Sibling rivalry: The America's Cup edition

7:00 pm on 26 June 2017

First Person - Even at this late stage, this feels a little treasonous to say: I don't get the America's Cup.

Red socks and fans at Shed 10, watch the America's Cup racing between Team New Zealand and Oracle in San Francisco, USA, Tuesday, September 24, 2013.

Photo: Photosport

Back in the halcyon days of Sir Peter Blake and his red socks, I didn't really get it. Sailing is one of my favourite Olympic sports, but this particular tournament feels more akin to Formula One than that holiday I spent floating around in an Optimist.

More money than sport, more technology than athleticism, and hardly a level playing field for all competitors. (Not to mention, where are the women?)

So, I asked someone with whom I've shared many a sporting rivalry (every non-New Zealand sports team I support is mostly to annoy him): my older brother Darren Whelan.

He's been getting up every morning to watch the New Zealand races. Darren also remembers 1995, and in fact, he likes it more now.

"Because it's less about yachting, and more about speed."

This is what I don't understand. Shouldn't it be about yachting?

"I almost think it's T20 cricket for yachting.

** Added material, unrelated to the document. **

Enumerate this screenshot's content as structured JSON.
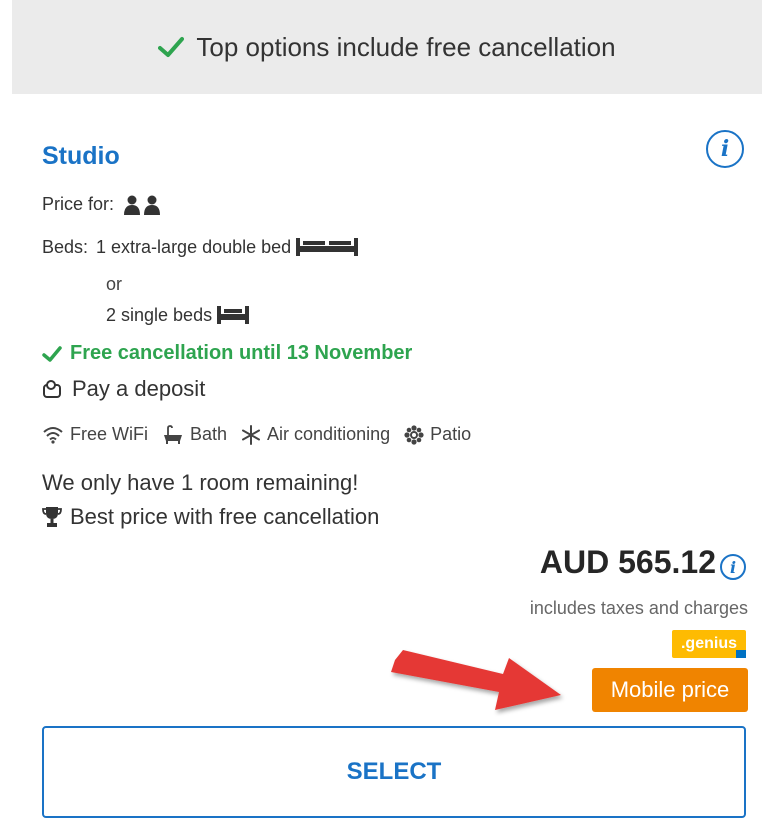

It is still sailing, but because of the technology and the speeds at which the race happens, it's more enjoyable to watch.

"Because you're not sitting there for an hour and half, while it takes so long for the race. You get up, you can watch two races and then go to work."

I still don't understand. My brother loves sport. At one point, he had two televisions in his living room so he could watch two games at once. And when how much money you have to spend on your boat is such a factor, that doesn't feel like a level playing ground.

"We've got the least money, apparently," he says. "But that's the same for a lot of sports. Isn't it the same for equestrian?"

"Shouldn't we be celebrated for that? For the fact that our technology is the best?"

But is it sport?

"Yes. It is."

"Why?"

"Because it's a competition. We didn't know at the start that our technology was the best. We're only finding that out now."

"And if we didn't have the sailors… you couldn't just put any old person on to helm the boat. So if they weren't tremendous sportspeople with technical nous and sporting ability they wouldn't be able to do this."

Well, Ok, I'll agree with that, they are absolutely athletes - but they're not even grinding any more. They're riding bikes.

"That's our technology, the fact that we've got guys sitting on bikes, grinding, whereas America has people grinding with their arms. So the athlete is completely different."

But aren't the rules also different every time? The holder can stipulate the rules for every tournament. Doesn't that give them an unfair advantage?

Darren says yes.

"And what's wrong with that? This is the oldest sporting trophy in the world."

"They still have to be able to pick the wind shifts. They still have to have the skills. It's the same with all sports. How much time thirty years ago did the All Blacks spend in the gym?"

So he'll be getting up early tomorrow.

"Absolutely I want them to win. It'll mean that we have the best technology and sailors. And then hopefully in four years' time the event can be held here, and bring in lots of international tourists and sailors."